What do you like to tour on vacation? There are always historical sites, new restaurants, or unique spots that you can’t ever find anywhere else. However, one of the things the girls and I like to tour through are the ancient cemeteries. It always fascinates me what you can learn about an area just by strolling through the local graveyards. Did a plague hit at one point? Some major catastrophe? How many people were of the same name? History is quite often revealed through the tombstones.
It’s also a fun place to scare the unsuspecting. When our oldest was about four, we took a family trip to St. Augustine and walked around the historic district. In order to get to a shop my mother wanted to get to we had to pass through a cemetery. Of course, we had to slow down and look around. Nathan, my father and myself stuck together while the rest wandered around browsing the dates and names on the tombstones. At one point we came upon a grave with a flat slab of stone over it, but time and the weather had done its damage and the lid to the concrete coffin had been pushed up and to the side. A small hole had been created that allowed you to see down into the darkness of the grave. Nathan, my four-year-old, was staring intently down into the hole and I couldn’t help myself. I leaned down and whispered, “Look. One got out.”
His eyes went wide and he clung to his grandfather’s hand with all of his might. “Can we go get a soda now?”
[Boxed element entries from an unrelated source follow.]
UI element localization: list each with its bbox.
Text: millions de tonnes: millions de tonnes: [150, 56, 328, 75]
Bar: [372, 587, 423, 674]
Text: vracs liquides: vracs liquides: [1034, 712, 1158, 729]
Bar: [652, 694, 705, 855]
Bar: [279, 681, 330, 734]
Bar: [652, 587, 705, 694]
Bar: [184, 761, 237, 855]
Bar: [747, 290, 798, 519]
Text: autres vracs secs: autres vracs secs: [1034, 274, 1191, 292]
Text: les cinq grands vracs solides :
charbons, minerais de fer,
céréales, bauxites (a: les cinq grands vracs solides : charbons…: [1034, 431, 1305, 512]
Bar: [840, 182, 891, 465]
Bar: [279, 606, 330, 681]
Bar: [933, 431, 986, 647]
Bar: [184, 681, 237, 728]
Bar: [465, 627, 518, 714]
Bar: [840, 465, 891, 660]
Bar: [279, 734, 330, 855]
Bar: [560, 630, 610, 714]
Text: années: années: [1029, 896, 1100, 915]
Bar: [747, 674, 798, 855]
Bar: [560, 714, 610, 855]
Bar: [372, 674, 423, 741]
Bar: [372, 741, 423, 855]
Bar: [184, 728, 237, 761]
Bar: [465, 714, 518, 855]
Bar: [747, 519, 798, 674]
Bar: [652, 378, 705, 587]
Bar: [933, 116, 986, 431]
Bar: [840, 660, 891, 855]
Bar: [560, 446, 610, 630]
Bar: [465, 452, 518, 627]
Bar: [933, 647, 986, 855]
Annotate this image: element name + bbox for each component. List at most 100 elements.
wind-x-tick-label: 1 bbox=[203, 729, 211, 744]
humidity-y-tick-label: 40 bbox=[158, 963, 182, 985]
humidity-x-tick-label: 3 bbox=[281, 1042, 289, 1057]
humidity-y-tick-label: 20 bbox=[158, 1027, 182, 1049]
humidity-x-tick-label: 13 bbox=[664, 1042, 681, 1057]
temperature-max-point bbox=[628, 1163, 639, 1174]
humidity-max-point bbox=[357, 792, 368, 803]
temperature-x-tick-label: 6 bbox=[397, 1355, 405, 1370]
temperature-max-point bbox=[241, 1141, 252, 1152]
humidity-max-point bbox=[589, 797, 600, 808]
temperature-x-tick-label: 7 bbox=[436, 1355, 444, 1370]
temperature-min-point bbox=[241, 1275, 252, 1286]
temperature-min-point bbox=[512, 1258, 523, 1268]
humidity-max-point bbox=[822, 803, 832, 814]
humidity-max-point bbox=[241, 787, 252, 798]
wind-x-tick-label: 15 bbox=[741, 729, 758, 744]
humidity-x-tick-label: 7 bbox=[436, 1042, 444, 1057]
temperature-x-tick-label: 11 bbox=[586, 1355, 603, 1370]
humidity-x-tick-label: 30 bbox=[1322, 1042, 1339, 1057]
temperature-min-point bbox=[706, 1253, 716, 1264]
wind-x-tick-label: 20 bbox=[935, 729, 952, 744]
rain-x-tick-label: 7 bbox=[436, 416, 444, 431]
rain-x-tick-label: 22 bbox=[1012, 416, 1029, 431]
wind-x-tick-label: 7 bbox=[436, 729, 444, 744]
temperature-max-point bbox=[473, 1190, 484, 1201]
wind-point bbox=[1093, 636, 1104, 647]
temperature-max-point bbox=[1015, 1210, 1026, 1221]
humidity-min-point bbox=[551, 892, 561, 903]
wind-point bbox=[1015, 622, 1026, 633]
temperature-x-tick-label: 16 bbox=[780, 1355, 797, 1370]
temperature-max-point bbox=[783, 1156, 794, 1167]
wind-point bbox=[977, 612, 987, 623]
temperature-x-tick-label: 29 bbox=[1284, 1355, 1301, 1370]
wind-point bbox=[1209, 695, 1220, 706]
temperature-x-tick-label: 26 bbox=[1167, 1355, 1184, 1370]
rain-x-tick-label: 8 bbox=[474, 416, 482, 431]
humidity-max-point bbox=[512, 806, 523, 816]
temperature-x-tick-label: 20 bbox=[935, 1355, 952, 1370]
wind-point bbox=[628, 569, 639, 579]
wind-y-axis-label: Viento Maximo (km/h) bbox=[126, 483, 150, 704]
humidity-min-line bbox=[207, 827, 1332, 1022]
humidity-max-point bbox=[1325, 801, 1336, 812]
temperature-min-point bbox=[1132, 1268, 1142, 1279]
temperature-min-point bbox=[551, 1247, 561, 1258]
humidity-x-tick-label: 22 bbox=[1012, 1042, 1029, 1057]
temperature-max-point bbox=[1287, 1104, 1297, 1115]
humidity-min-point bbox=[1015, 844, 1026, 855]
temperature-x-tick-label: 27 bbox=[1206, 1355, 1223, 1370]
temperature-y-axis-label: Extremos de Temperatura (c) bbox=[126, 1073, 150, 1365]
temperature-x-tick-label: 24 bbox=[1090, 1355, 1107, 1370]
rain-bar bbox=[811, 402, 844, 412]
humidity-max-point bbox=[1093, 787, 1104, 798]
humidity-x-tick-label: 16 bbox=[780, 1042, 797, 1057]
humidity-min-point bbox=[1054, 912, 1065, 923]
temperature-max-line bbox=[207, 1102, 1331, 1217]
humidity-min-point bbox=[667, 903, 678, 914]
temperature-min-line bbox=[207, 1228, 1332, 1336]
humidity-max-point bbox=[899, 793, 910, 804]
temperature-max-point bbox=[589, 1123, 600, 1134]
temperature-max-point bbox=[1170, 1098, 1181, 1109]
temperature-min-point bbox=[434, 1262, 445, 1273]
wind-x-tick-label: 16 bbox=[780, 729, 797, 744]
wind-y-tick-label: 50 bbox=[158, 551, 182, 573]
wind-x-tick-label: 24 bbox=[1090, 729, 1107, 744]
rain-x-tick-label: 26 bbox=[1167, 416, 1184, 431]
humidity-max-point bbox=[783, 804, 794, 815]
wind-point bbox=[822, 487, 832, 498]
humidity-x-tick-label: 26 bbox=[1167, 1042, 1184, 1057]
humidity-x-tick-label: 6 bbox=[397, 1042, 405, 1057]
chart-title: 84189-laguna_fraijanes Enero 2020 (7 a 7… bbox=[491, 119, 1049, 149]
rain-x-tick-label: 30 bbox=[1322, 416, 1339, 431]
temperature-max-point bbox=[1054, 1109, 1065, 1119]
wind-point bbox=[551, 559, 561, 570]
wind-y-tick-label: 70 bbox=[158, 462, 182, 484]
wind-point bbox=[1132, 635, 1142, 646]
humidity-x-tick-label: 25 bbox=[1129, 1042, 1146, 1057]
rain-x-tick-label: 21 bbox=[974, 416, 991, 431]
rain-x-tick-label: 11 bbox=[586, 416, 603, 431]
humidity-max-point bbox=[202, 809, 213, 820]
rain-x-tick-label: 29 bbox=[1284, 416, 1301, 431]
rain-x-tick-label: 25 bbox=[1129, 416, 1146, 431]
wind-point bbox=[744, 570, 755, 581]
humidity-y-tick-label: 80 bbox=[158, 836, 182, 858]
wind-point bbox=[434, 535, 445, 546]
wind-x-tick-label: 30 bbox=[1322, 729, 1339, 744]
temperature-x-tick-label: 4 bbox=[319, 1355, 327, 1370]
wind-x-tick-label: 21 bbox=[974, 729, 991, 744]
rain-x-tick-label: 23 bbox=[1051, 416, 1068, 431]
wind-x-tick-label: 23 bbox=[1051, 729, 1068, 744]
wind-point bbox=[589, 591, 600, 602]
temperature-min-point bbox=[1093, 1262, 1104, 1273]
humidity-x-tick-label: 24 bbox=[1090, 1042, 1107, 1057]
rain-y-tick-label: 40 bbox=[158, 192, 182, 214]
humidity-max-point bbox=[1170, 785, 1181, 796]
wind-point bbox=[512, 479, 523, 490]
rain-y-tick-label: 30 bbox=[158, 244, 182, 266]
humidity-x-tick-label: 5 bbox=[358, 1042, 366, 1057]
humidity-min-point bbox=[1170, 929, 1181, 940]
Of course, my dad chuckled and said sure. Char slugged me in the shoulder and called me a bully. However, it did not stop our cemetery wandering, not even Nathan.
On our recent trip to Savannah, we walked through the Colonial Park Cemetery and saw the weather- worn tombstones and family vaults that polka dotted the ground. Some of the carvings had been faded and worn down by the elements, but still there were names to be found and plaques had been put up to help those with the graveyard bent to find facts that would make the trip worthwhile. The tombstones varied from the normal ones that stood at the head of the gravesite to flat on the ground slabs and even large vaults that piled the family members on top of each other like sardines in a can. As I stared at the vaults I wondered if the family had been that close in life, because they were now stuck to each other in death.
|Does this mean he never finished his prison term?|
The cemetery was established for the Christ Church Parish around 1750 but about forty years later in 1789 it was opened up to all denominations. I suppose after death there should be no discrimination. The Yellow Fever epidemic of 1820 saw 700 people buried there and many who had died due to dueling deaths, which ranged from 1740 to 1877, also found their final resting place there. However, it was closed in 1853 before the Civil War began and no confederate soldiers can be found there. Union soldiers ransacked and looted the graveyard during the Union occupation of Savannah and it is rumored they even changed some of the dates on the headstones.
Of course, as with most cemeteries, Colonial Park has its share of ghost stories. One of the most popular is that of Rene Asche Rondolier. Rene was an orphan, severely disfigured, who seemed to always be at the cemetery. When the bodies of two girls had been found in the cemetery, Rene was the obvious villain since he practically lived in the cemetery. Citizens grabbed him, dragged him out to the swamps where they lynched him and left him for dead. However, afterward, bodies continued to show up in the cemetery. People now accused Rene’s ghost.
|The Circle of Life|
We toured and wandered, snapping pictures and reading tombstones, until we made it out the other side and could safely continue our journey.
However, just on the other side of the metal gate that surrounded the Colonial Park Cemetery was, to me, the oddest site–a playground. I just stared. Wasn’t it odd to have a children’s playground outside of a cemetery? It just seemed to be a tad on the morbid side to me, but others said it was a great display of the circle of life. It is rumored that the playground resides on what was once the dueling grounds of Savannah when dueling was legal. I imagine that a playground is a much better use of the land than a killing field for men who couldn’t solve their problems with one another other than killing someone. Still, it seems off to me.
We said goodbye to those buried in Colonial Park Cemetery as we continued our trek to our next tourist destination–St. John’s Cathedral. It made sense to me, visiting a church after a graveyard. Usually it is the other way around. Of course, nowadays it seems as if they are one and the same, but that’s another post for another time.